Dia do professor: O que se tem para comemorar?

Por Frederico Horie Silva

Conheço um profissional que possui dois empregos: durante o período matutino é professor do ensino fundamental na rede estadual de ensino, e à noite é guarda municipal em Natal. Quando o questionei sobre qual dos empregos ele preferia, me arrependi assim que ouvi a resposta, e perguntei o que havia acontecido para ele estar desiludido com a Educação. Ele negou veemente, e disse que a Educação ainda era a sua paixão, que sua desilusão era com a escola pública. O que está implícito no discurso do professor é que, nas atuais condições, existe a escola pública, mas que não há Educação dentro dela – ao menos não de qualidade.

Minha reflexão é direcionada ao estado do Rio Grande do Norte, visto a situação calamitosa em que se encontra o sistema estadual de ensino. Discutirei alguns pontos presentes na Carta da Educação elaborada pelo Instituto de Desenvolvimento da Educação (IDE) e que, lembremos, foi entregue a todos os candidatos ao governo.

Primeiramente, é preciso que o governo cumpra aquilo que anunciou desde o início do ano letivo: concurso público para quatro mil professores. Estamos no meio de outubro e sabemos, não é fácil organizar um concurso desta dimensão em tão pouco tempo, e mais: como atualizar esses quatro mil professores que vão entrar? Como eles(as) irão conhecer a realidade de suas escolas? No primeiro dia de aula?

Paralelamente ao concurso, é preciso fazer um levantamento sobre a situação dos profissionais da Educação. É necessário saber quem está em sala de aula e quem não está, para, em um segundo momento, abrir aos professores que estão em outras atividades a possibilidade de concorrer internamente pelas vagas que hoje estão ocupando em bibliotecas, salas de leitura, coordenação pedagógica e órgãos da secretaria de Educação. Além disso, é importante propiciar uma estrutura sólida de formação, para que os servidores possam atuar de maneira satisfatória nessas diferentes funções educativas. Dessa maneira, antes da convocação do concurso, o governo já saberia as reais demandas para então elaborar um plano para solucionar a gravíssima questão da falta de professores nas escolas do estado. Estas seriam as medidas urgentes para atenuar os prejuízos que a escola pública estadual vem causando às centenas de milhares de famílias do Rio Grande do Norte.
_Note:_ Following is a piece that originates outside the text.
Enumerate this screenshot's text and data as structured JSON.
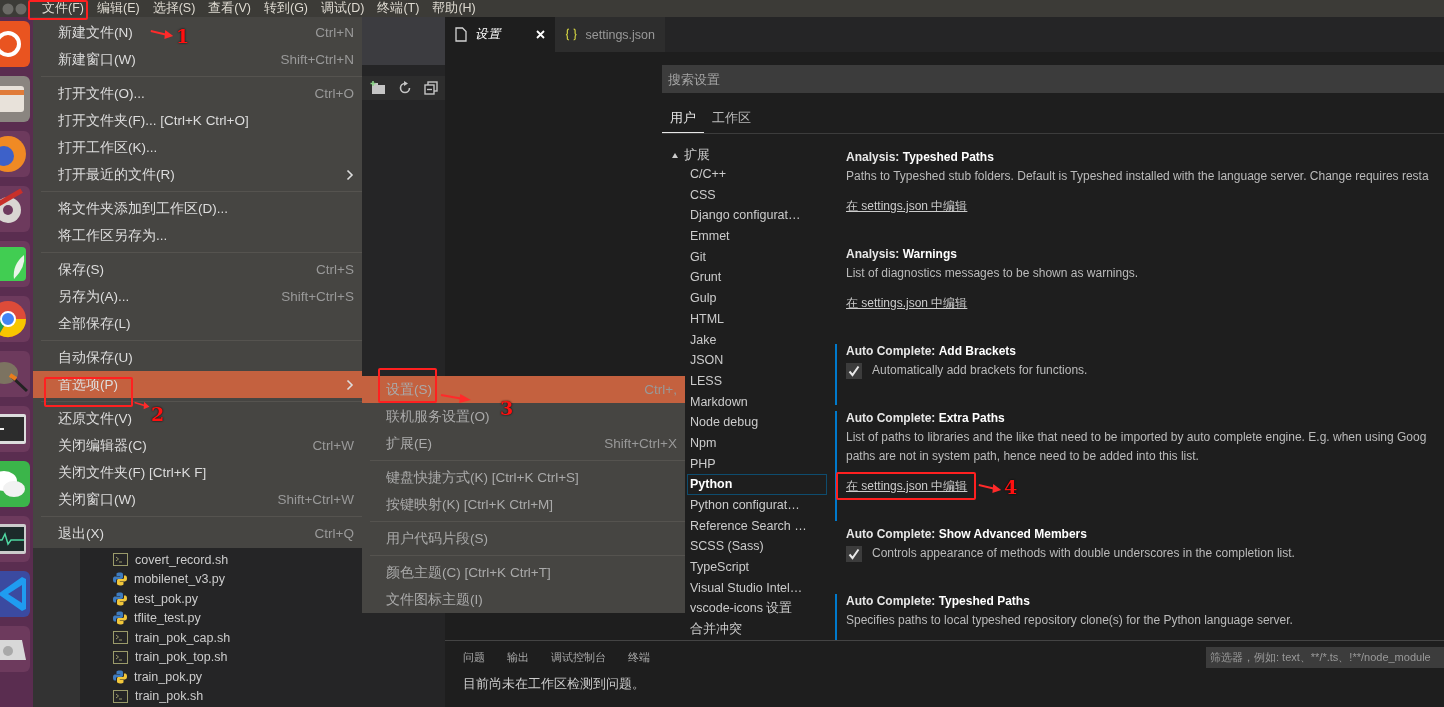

Entretanto, a Educação não pode ser tratada apenas com medidas pontuais. Pelo contrário, é necessário promover políticas públicas que sobrevivam a governos, e daí a insistência do IDE na retomada da discussão acerca do Plano Estadual de Educação e na reestruturação do Plano de Cargos Carreira e Vencimentos. É preciso convocar segmentos da sociedade como pais, professores, gestores, ONGs e sindicatos para elaborar uma agenda para a construção do Plano Estadual de Educação, a partir da minuta existente que, passados 10 anos, jamais foi finalizado. O cenário atual requer um plano ousado com metas claras e palpáveis para o desenvolvimento da educação básica do Rio Grande do Norte.

Atente-se: o plano só faz sentido se respaldado por políticas públicas de valorização dos profissionais da Educação, o que exige investimento e revisão orçamentária, no que concerne à definição de prioridades. Obviamente, devem ser criados mecanismos eficientes de avaliação de desempenho profissional, com cruzamento de dados do desempenho dos alunos em exames e da elaboração periódica de relatórios dos professores. Deve ser acompanhado, também, pela participação em eventos na área e por sua produção intelectual. 

O professor, para ser cobrado e avaliado, necessita de mais tempo na escola e menos tempo em sala de aula. Leitor: não confunda tempo para planejamento com diminuição de carga horária. O trabalho do professor é intelectual, exige prática, reflexão e divulgação das experiências exitosas. O educador não pode chegar na sala de aula sem nenhum planejamento, perguntando aos alunos onde parou na matéria e utilizando a cópia no quadro como mecanismo silenciador de alunos.

Se hoje é dia do professor, me permito um pedido: não quero “folga” do trabalho. Quero condições de trabalho. Quero estar em sala de aula realizado profissionalmente e homenageando meus alunos com a melhor situação de aprendizagem que eu puder criar, preparada com tempo, rigorosidade e afeto.